Monday 9 March 2020

Day 24: Salamanca to Calzada de Valdunciel

Having a shorter day interspersed among the other days is a great advantage and helps recuperation. So today was the third shortest day so far of the Camino, at 16.8km. So the day started slowly. There was no rush to make headway. 
And so, after a very good night's rest, a 'breakfast of kings', consisting of cured Iberic ham on toast and a strong coffee, we mooched around the town a little seeing some of the key sights: the Cathedral, the Pontifical University where I studied for two years, and the Plaza Mayor once again. Then bag packing, buying a stick (I've felt the need for something to help with streams and hills), and concelebrating Mass at the Church of San Juan de Sahagún, before starting off once again on the Camino. 

The route out of town was typically prosaic, compared to the poetry of architecture and culture at the heart of the city. Passing the bullring, we were soon out of town, following the main Zamora road for the best part of the first section of today's walk, as far as Aldeaseca de la Armuña. Being a Monday, neither of the bars were open, but the little supermarket shop was, so buying a drink was no problem, and sitting outside the shop in the warmth of the sun was no hardship. 
The next section was following wide farm track to the village of Castellanos de Villiquera.

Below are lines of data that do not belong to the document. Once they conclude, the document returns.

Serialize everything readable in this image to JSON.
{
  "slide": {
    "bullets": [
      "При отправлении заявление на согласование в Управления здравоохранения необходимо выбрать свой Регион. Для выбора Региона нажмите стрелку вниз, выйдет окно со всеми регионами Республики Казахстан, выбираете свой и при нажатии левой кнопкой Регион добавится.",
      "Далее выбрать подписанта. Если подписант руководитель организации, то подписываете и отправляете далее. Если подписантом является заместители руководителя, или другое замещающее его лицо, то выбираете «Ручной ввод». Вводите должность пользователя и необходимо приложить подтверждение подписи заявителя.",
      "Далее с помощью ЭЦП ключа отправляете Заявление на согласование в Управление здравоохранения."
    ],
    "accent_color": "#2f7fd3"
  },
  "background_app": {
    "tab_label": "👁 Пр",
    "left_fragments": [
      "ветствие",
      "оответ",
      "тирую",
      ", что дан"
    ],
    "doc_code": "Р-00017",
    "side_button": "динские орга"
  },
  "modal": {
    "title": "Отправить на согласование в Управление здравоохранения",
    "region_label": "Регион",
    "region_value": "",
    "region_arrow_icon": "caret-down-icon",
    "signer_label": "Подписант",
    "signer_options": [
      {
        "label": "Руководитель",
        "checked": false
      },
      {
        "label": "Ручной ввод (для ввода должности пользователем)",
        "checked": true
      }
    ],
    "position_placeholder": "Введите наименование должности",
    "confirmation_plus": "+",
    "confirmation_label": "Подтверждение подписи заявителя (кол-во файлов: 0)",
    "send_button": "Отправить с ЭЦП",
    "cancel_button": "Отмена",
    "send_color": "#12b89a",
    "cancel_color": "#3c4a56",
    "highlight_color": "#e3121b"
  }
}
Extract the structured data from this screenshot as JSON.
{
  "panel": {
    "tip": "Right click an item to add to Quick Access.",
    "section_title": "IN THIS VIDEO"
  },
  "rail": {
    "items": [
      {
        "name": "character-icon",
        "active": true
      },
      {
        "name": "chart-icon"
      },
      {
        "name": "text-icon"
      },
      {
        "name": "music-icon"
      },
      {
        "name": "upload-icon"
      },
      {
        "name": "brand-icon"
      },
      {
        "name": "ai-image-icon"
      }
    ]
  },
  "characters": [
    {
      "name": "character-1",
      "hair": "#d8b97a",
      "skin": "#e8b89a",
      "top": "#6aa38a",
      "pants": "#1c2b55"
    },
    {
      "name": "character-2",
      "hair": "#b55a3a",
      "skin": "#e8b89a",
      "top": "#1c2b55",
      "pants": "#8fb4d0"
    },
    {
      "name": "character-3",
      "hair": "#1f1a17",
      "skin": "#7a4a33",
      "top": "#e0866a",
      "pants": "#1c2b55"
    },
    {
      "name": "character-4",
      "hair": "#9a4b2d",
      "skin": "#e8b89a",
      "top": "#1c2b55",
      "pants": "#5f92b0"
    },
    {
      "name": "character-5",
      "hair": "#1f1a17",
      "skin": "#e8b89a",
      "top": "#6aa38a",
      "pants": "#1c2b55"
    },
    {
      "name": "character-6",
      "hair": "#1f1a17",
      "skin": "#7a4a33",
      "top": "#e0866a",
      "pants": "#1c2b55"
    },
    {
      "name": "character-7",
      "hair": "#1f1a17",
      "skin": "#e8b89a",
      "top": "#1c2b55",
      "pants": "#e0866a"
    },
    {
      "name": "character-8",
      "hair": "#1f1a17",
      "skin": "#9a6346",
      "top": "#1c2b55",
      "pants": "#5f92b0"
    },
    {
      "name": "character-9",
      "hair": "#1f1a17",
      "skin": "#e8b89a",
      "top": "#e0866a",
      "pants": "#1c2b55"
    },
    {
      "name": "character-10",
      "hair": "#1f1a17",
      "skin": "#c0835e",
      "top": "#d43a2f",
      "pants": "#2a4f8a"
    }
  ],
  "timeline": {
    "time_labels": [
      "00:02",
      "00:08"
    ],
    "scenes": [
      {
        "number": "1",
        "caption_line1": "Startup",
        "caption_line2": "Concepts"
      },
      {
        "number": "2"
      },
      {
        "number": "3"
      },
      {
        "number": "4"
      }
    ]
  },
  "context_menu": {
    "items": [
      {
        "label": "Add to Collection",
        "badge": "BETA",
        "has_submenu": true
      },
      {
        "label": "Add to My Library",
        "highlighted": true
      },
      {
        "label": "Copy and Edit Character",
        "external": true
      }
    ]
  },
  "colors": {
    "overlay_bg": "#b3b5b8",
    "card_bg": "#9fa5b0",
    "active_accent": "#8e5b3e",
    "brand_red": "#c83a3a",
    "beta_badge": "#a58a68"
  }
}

The village could be seen from afar but took my daily twenty decades of the Rosary to arrive at. I had prepared myself for the disappointment of another closed bar, but it was not to be so. Indeed, the Bar Capricho was more than adequate to provide a pincho of tortilla española, some chorizo, water and coffee. The clientele were entirely male and there was not one customer who didn't have an alcoholic drink. I'm not talking wine or beer. Maybe that's what it takes to live in some of these villages!
The last part of the journey was a gentle hour-long wander to the village of Calzada del Valdunciel. It's a tidy village with a very interesting church. We are staying at the Casa del Molinero, the Miller's house, renovated and owned by the very engaging and helpful Óscar. I'm also very grateful to Óscar's mother for doing my washing this evening too! There are lots of kind people on the Camino! Finally dinner at the restaurant attached to a truck stop just out of the village saw us share a dining room with a dozen or so truckers. As the owner said on our arrival: truckers and pilgrims are our people.